Dessa forma, falar de Deus trinitário, será sempre uma busca de crescer na identificação com Ele, segundo o mandato de Jesus: “Sede santos porque o vosso Pai do céu é Santo” (Mt 5,48), cujas lições são inesgotáveis, uma vez que a Trindade é o eixo da nossa fé e a fonte de inspiração da vivência cristã. No entanto, eu gostaria de apresentar alguns elementos, que vale a pena aprofundar neste tempo de pandemia.

1. Unidade na pluralidade – individualismo não, individualidade sim. Embora as Três Pessoas divinas atuam na obra da criação, da redenção e da santificação, atribui-se a cada uma delas, cada uma dessas obras: O Pai é criador, o Filho é redentor e o Espírito Santo é santificador; mas a “individualidade” não fere a unidade. Num mundo individualista, onde o personalismo se sobrepõe ao “tu” e ao “nós”, essa forma de conceber cada Pessoa da Trindade tem muito a nos ensinar... Vale lembrar, que neste tempo pandêmico, fomos arremessados frente a frente com outras pessoas no isolamento social, e temos que “conviver” ou “suportar” o outro na sua pluralidade. Que tal alargar essa experiência na pós-pandemia? A individualidade é necessária para a descoberta constante dos dons a serem colocados a serviço da vida, enquanto o individualismo é a morte pessoal velada, em vista de uma falsa liberdade e autonomia. 

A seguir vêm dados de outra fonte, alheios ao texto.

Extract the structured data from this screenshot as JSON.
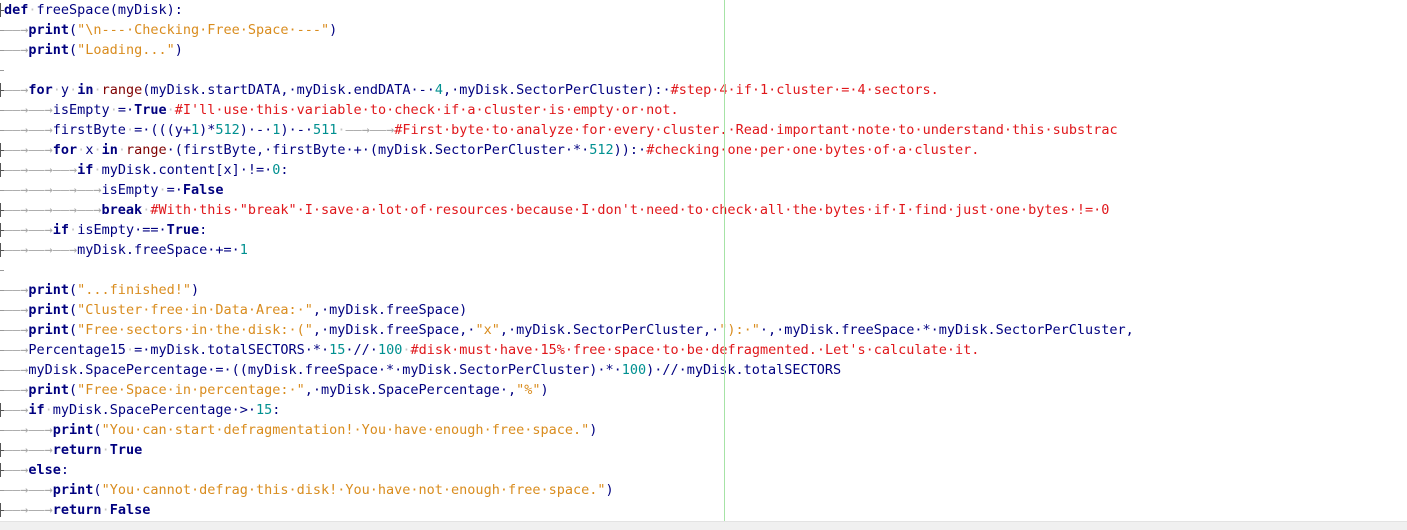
{
  "editor": {
    "language": "python",
    "colors": {
      "background": "#ffffff",
      "keyword": "#00007f",
      "builtin": "#7f0000",
      "string": "#d98c1e",
      "number": "#009090",
      "comment": "#e0171b",
      "identifier": "#000080",
      "whitespace_marker": "#a8a8a8",
      "edge_guide": "#a6e3a6"
    },
    "icons": {
      "fold_marker": "fold-marker-icon",
      "tab_arrow": "tab-arrow-icon"
    },
    "lines": [
      {
        "fold": "fold-start",
        "tokens": [
          {
            "t": "kw",
            "v": "def"
          },
          {
            "t": "ws",
            "v": "·"
          },
          {
            "t": "id",
            "v": "freeSpace"
          },
          {
            "t": "op",
            "v": "(myDisk):"
          }
        ]
      },
      {
        "fold": "fold-line",
        "tokens": [
          {
            "t": "tab",
            "v": "——→"
          },
          {
            "t": "kw",
            "v": "print"
          },
          {
            "t": "op",
            "v": "("
          },
          {
            "t": "str",
            "v": "\"\\n---·Checking·Free·Space·---\""
          },
          {
            "t": "op",
            "v": ")"
          }
        ]
      },
      {
        "fold": "fold-line",
        "tokens": [
          {
            "t": "tab",
            "v": "——→"
          },
          {
            "t": "kw",
            "v": "print"
          },
          {
            "t": "op",
            "v": "("
          },
          {
            "t": "str",
            "v": "\"Loading...\""
          },
          {
            "t": "op",
            "v": ")"
          }
        ]
      },
      {
        "fold": "fold-line",
        "tokens": []
      },
      {
        "fold": "fold-sub",
        "tokens": [
          {
            "t": "tab",
            "v": "——→"
          },
          {
            "t": "kw",
            "v": "for"
          },
          {
            "t": "ws",
            "v": "·"
          },
          {
            "t": "id",
            "v": "y"
          },
          {
            "t": "ws",
            "v": "·"
          },
          {
            "t": "kw",
            "v": "in"
          },
          {
            "t": "ws",
            "v": "·"
          },
          {
            "t": "bi",
            "v": "range"
          },
          {
            "t": "op",
            "v": "(myDisk.startDATA,·myDisk.endDATA·-·"
          },
          {
            "t": "num",
            "v": "4"
          },
          {
            "t": "op",
            "v": ",·myDisk.SectorPerCluster):·"
          },
          {
            "t": "cmt",
            "v": "#step·4·if·1·cluster·=·4·sectors."
          }
        ]
      },
      {
        "fold": "fold-line",
        "tokens": [
          {
            "t": "tab",
            "v": "——→——→"
          },
          {
            "t": "id",
            "v": "isEmpty"
          },
          {
            "t": "ws",
            "v": "·"
          },
          {
            "t": "op",
            "v": "=·"
          },
          {
            "t": "kw",
            "v": "True"
          },
          {
            "t": "ws",
            "v": "·"
          },
          {
            "t": "cmt",
            "v": "#I'll·use·this·variable·to·check·if·a·cluster·is·empty·or·not."
          }
        ]
      },
      {
        "fold": "fold-line",
        "tokens": [
          {
            "t": "tab",
            "v": "——→——→"
          },
          {
            "t": "id",
            "v": "firstByte"
          },
          {
            "t": "ws",
            "v": "·"
          },
          {
            "t": "op",
            "v": "=·(((y+"
          },
          {
            "t": "num",
            "v": "1"
          },
          {
            "t": "op",
            "v": ")*"
          },
          {
            "t": "num",
            "v": "512"
          },
          {
            "t": "op",
            "v": ")·-·"
          },
          {
            "t": "num",
            "v": "1"
          },
          {
            "t": "op",
            "v": ")·-·"
          },
          {
            "t": "num",
            "v": "511"
          },
          {
            "t": "ws",
            "v": "·"
          },
          {
            "t": "tab",
            "v": "——→——→"
          },
          {
            "t": "cmt",
            "v": "#First·byte·to·analyze·for·every·cluster.·Read·important·note·to·understand·this·substrac"
          }
        ]
      },
      {
        "fold": "fold-sub",
        "tokens": [
          {
            "t": "tab",
            "v": "——→——→"
          },
          {
            "t": "kw",
            "v": "for"
          },
          {
            "t": "ws",
            "v": "·"
          },
          {
            "t": "id",
            "v": "x"
          },
          {
            "t": "ws",
            "v": "·"
          },
          {
            "t": "kw",
            "v": "in"
          },
          {
            "t": "ws",
            "v": "·"
          },
          {
            "t": "bi",
            "v": "range"
          },
          {
            "t": "op",
            "v": "·(firstByte,·firstByte·+·(myDisk.SectorPerCluster·*·"
          },
          {
            "t": "num",
            "v": "512"
          },
          {
            "t": "op",
            "v": ")):·"
          },
          {
            "t": "cmt",
            "v": "#checking·one·per·one·bytes·of·a·cluster."
          }
        ]
      },
      {
        "fold": "fold-sub",
        "tokens": [
          {
            "t": "tab",
            "v": "——→——→——→"
          },
          {
            "t": "kw",
            "v": "if"
          },
          {
            "t": "ws",
            "v": "·"
          },
          {
            "t": "op",
            "v": "myDisk.content[x]·!=·"
          },
          {
            "t": "num",
            "v": "0"
          },
          {
            "t": "op",
            "v": ":"
          }
        ]
      },
      {
        "fold": "fold-line",
        "tokens": [
          {
            "t": "tab",
            "v": "——→——→——→——→"
          },
          {
            "t": "id",
            "v": "isEmpty"
          },
          {
            "t": "ws",
            "v": "·"
          },
          {
            "t": "op",
            "v": "=·"
          },
          {
            "t": "kw",
            "v": "False"
          }
        ]
      },
      {
        "fold": "fold-end",
        "tokens": [
          {
            "t": "tab",
            "v": "——→——→——→——→"
          },
          {
            "t": "kw",
            "v": "break"
          },
          {
            "t": "ws",
            "v": "·"
          },
          {
            "t": "cmt",
            "v": "#With·this·\"break\"·I·save·a·lot·of·resources·because·I·don't·need·to·check·all·the·bytes·if·I·find·just·one·bytes·!=·0"
          }
        ]
      },
      {
        "fold": "fold-sub",
        "tokens": [
          {
            "t": "tab",
            "v": "——→——→"
          },
          {
            "t": "kw",
            "v": "if"
          },
          {
            "t": "ws",
            "v": "·"
          },
          {
            "t": "op",
            "v": "isEmpty·==·"
          },
          {
            "t": "kw",
            "v": "True"
          },
          {
            "t": "op",
            "v": ":"
          }
        ]
      },
      {
        "fold": "fold-end",
        "tokens": [
          {
            "t": "tab",
            "v": "——→——→——→"
          },
          {
            "t": "op",
            "v": "myDisk.freeSpace·+=·"
          },
          {
            "t": "num",
            "v": "1"
          }
        ]
      },
      {
        "fold": "fold-line",
        "tokens": []
      },
      {
        "fold": "fold-line",
        "tokens": [
          {
            "t": "tab",
            "v": "——→"
          },
          {
            "t": "kw",
            "v": "print"
          },
          {
            "t": "op",
            "v": "("
          },
          {
            "t": "str",
            "v": "\"...finished!\""
          },
          {
            "t": "op",
            "v": ")"
          }
        ]
      },
      {
        "fold": "fold-line",
        "tokens": [
          {
            "t": "tab",
            "v": "——→"
          },
          {
            "t": "kw",
            "v": "print"
          },
          {
            "t": "op",
            "v": "("
          },
          {
            "t": "str",
            "v": "\"Cluster·free·in·Data·Area:·\""
          },
          {
            "t": "op",
            "v": ",·myDisk.freeSpace)"
          }
        ]
      },
      {
        "fold": "fold-line",
        "tokens": [
          {
            "t": "tab",
            "v": "——→"
          },
          {
            "t": "kw",
            "v": "print"
          },
          {
            "t": "op",
            "v": "("
          },
          {
            "t": "str",
            "v": "\"Free·sectors·in·the·disk:·(\""
          },
          {
            "t": "op",
            "v": ",·myDisk.freeSpace,·"
          },
          {
            "t": "str",
            "v": "\"x\""
          },
          {
            "t": "op",
            "v": ",·myDisk.SectorPerCluster,·"
          },
          {
            "t": "str",
            "v": "\"):·\""
          },
          {
            "t": "op",
            "v": "·,·myDisk.freeSpace·*·myDisk.SectorPerCluster,"
          }
        ]
      },
      {
        "fold": "fold-line",
        "tokens": [
          {
            "t": "tab",
            "v": "——→"
          },
          {
            "t": "id",
            "v": "Percentage15"
          },
          {
            "t": "ws",
            "v": "·"
          },
          {
            "t": "op",
            "v": "=·myDisk.totalSECTORS·*·"
          },
          {
            "t": "num",
            "v": "15"
          },
          {
            "t": "op",
            "v": "·//·"
          },
          {
            "t": "num",
            "v": "100"
          },
          {
            "t": "ws",
            "v": "·"
          },
          {
            "t": "cmt",
            "v": "#disk·must·have·15%·free·space·to·be·defragmented.·Let's·calculate·it."
          }
        ]
      },
      {
        "fold": "fold-line",
        "tokens": [
          {
            "t": "tab",
            "v": "——→"
          },
          {
            "t": "op",
            "v": "myDisk.SpacePercentage·=·((myDisk.freeSpace·*·myDisk.SectorPerCluster)·*·"
          },
          {
            "t": "num",
            "v": "100"
          },
          {
            "t": "op",
            "v": ")·//·myDisk.totalSECTORS"
          }
        ]
      },
      {
        "fold": "fold-line",
        "tokens": [
          {
            "t": "tab",
            "v": "——→"
          },
          {
            "t": "kw",
            "v": "print"
          },
          {
            "t": "op",
            "v": "("
          },
          {
            "t": "str",
            "v": "\"Free·Space·in·percentage:·\""
          },
          {
            "t": "op",
            "v": ",·myDisk.SpacePercentage·,"
          },
          {
            "t": "str",
            "v": "\"%\""
          },
          {
            "t": "op",
            "v": ")"
          }
        ]
      },
      {
        "fold": "fold-sub",
        "tokens": [
          {
            "t": "tab",
            "v": "——→"
          },
          {
            "t": "kw",
            "v": "if"
          },
          {
            "t": "ws",
            "v": "·"
          },
          {
            "t": "op",
            "v": "myDisk.SpacePercentage·>·"
          },
          {
            "t": "num",
            "v": "15"
          },
          {
            "t": "op",
            "v": ":"
          }
        ]
      },
      {
        "fold": "fold-line",
        "tokens": [
          {
            "t": "tab",
            "v": "——→——→"
          },
          {
            "t": "kw",
            "v": "print"
          },
          {
            "t": "op",
            "v": "("
          },
          {
            "t": "str",
            "v": "\"You·can·start·defragmentation!·You·have·enough·free·space.\""
          },
          {
            "t": "op",
            "v": ")"
          }
        ]
      },
      {
        "fold": "fold-end",
        "tokens": [
          {
            "t": "tab",
            "v": "——→——→"
          },
          {
            "t": "kw",
            "v": "return"
          },
          {
            "t": "ws",
            "v": "·"
          },
          {
            "t": "kw",
            "v": "True"
          }
        ]
      },
      {
        "fold": "fold-sub",
        "tokens": [
          {
            "t": "tab",
            "v": "——→"
          },
          {
            "t": "kw",
            "v": "else"
          },
          {
            "t": "op",
            "v": ":"
          }
        ]
      },
      {
        "fold": "fold-line",
        "tokens": [
          {
            "t": "tab",
            "v": "——→——→"
          },
          {
            "t": "kw",
            "v": "print"
          },
          {
            "t": "op",
            "v": "("
          },
          {
            "t": "str",
            "v": "\"You·cannot·defrag·this·disk!·You·have·not·enough·free·space.\""
          },
          {
            "t": "op",
            "v": ")"
          }
        ]
      },
      {
        "fold": "fold-end",
        "tokens": [
          {
            "t": "tab",
            "v": "——→——→"
          },
          {
            "t": "kw",
            "v": "return"
          },
          {
            "t": "ws",
            "v": "·"
          },
          {
            "t": "kw",
            "v": "False"
          }
        ]
      }
    ]
  }
}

2.  O amor interliga os Três – indiferença não, compaixão sim. O Papa Francisco tem lembrado que o contrário do amor é a indiferença que mata de todas as formas e com todas as armas. Na Trindade “o Pai é o amante, o Filho é o amado e o Espírito Santo é o Amor” (Santo Agostinho); esta forma ser AMOR e de AMAR, apaga a concepção do amor humano como sentimento e o expõe como compromisso maior com a transformação das pessoas e do mundo. Um amor que não se retém, mas transborda, sai de si em forma de compaixão, libertando-nos das tendências narcisistas e das seguranças institucionais.  Neste tempo de pandemia inúmeras ações de solidariedade têm pontuado o cenário da dor. Na pós pandemia a pobreza e a miséria continuarão a gritar alto... Será preciso continuar avançando, arriscando a vida, para que a vida chegue em abundância para todos (cf. Jo 10,10).

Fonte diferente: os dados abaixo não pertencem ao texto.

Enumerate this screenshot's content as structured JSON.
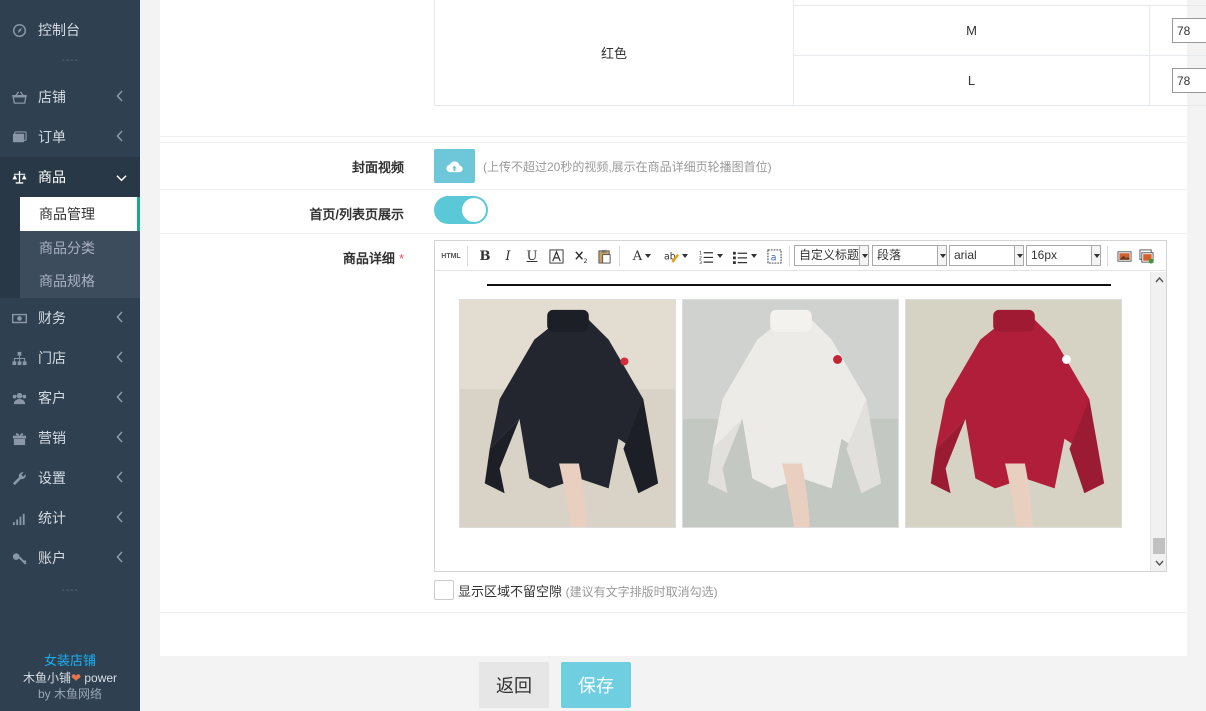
{
  "sidebar": {
    "items": [
      {
        "label": "控制台",
        "icon": "dashboard-icon"
      },
      {
        "label": "店铺",
        "icon": "store-icon"
      },
      {
        "label": "订单",
        "icon": "order-icon"
      },
      {
        "label": "商品",
        "icon": "scale-icon"
      },
      {
        "label": "财务",
        "icon": "money-icon"
      },
      {
        "label": "门店",
        "icon": "sitemap-icon"
      },
      {
        "label": "客户",
        "icon": "users-icon"
      },
      {
        "label": "营销",
        "icon": "gift-icon"
      },
      {
        "label": "设置",
        "icon": "wrench-icon"
      },
      {
        "label": "统计",
        "icon": "signal-icon"
      },
      {
        "label": "账户",
        "icon": "key-icon"
      }
    ],
    "sub_items": [
      "商品管理",
      "商品分类",
      "商品规格"
    ],
    "dots": "----",
    "brand": {
      "store": "女装店铺",
      "app": "木鱼小铺",
      "power": "power",
      "by": "by 木鱼网络"
    }
  },
  "sku": {
    "color": "红色",
    "rows": [
      {
        "size": "M",
        "value": "78"
      },
      {
        "size": "L",
        "value": "78"
      }
    ]
  },
  "form": {
    "cover_video_label": "封面视频",
    "cover_video_hint": "(上传不超过20秒的视频,展示在商品详细页轮播图首位)",
    "home_display_label": "首页/列表页展示",
    "home_display_on": true,
    "detail_label": "商品详细",
    "required_mark": "*",
    "no_gap_label": "显示区域不留空隙",
    "no_gap_hint": "(建议有文字排版时取消勾选)"
  },
  "editor": {
    "html_btn": "HTML",
    "bold": "B",
    "italic": "I",
    "underline": "U",
    "font_color": "A",
    "heading": "自定义标题",
    "paragraph": "段落",
    "font": "arial",
    "size": "16px",
    "images": [
      {
        "desc": "black turtleneck sweater",
        "color": "#23262e"
      },
      {
        "desc": "white turtleneck sweater",
        "color": "#ecebe7"
      },
      {
        "desc": "red turtleneck sweater",
        "color": "#b01e3a"
      }
    ]
  },
  "footer": {
    "back": "返回",
    "save": "保存"
  }
}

3. Comunhão/comunidade – isolamento solitário não, partilha de vidas sim. Nosso Deus não é solidão (um), não é dois (relação egoísta), mas é Três (comunhão/comunidade). A comum – unidade não é comunitarismo, mas vida fraterna, espaço para as diferenças, liberdade, sonhos, utopias e partilha de vida; inspiração para uma relação familiar sólida e eclesialidade sinodal. Na Comunidade, a Trindade suscita a diversidade de carismas, ministérios e serviços, uma vez que ela existe para a missão. Neste tempo de flagelo, temos aprendido que há dois isolamentos lícitos: para o conhecimento de si mesmo e por necessidade e proteção; neste último vemos que o distanciamento é apenas físico e a comunhão se dá pelo coração e a alma. Um terceiro, presente na sociedade moderna é maléfico, o isolamento solitário; contrário ao evangelho, pode evoluir para inúmeras doenças e levar ao suicídio. 

4. O Eterno Três – cultura da provisoriedade não, investimento no essencial sim. A sociedade globalizada marcada pela cultura do bem-estar, do relativo e do provisório, se defronta com a Trindade, cuja identidade é fixa e perene, embora dinâmica e sempre nova. “Eu peço que vocês sejam revolucionários, que vão contra a corrente; sim, nisto peço que se rebelem: que se rebelem contra esta cultura do provisório” (Papa Francisco - encontro com voluntários da JMJ Rio 2013). Rebelar-se contra essa cultura de um contínuo êxodo, é apostar numa existência com meta, centrada no essencial, cuja identidade se constrói e reconstrói nas surpresas do cotidiano, alimentando a esperança no reino definitivo. Nessa aposta a fé e a confiança em Deus garante os passos com sentido.

Que a Santíssima Trindade, que escolheu habitar, não num céu distante, mas por excelência no coração humano, conceda-nos viver mergulhados na comunhão infinita desse amor entre os Três, acolhendo a cada dia a novidade salvífica que o Pai, o Filho e o Espírito Santo nos quiser revelar.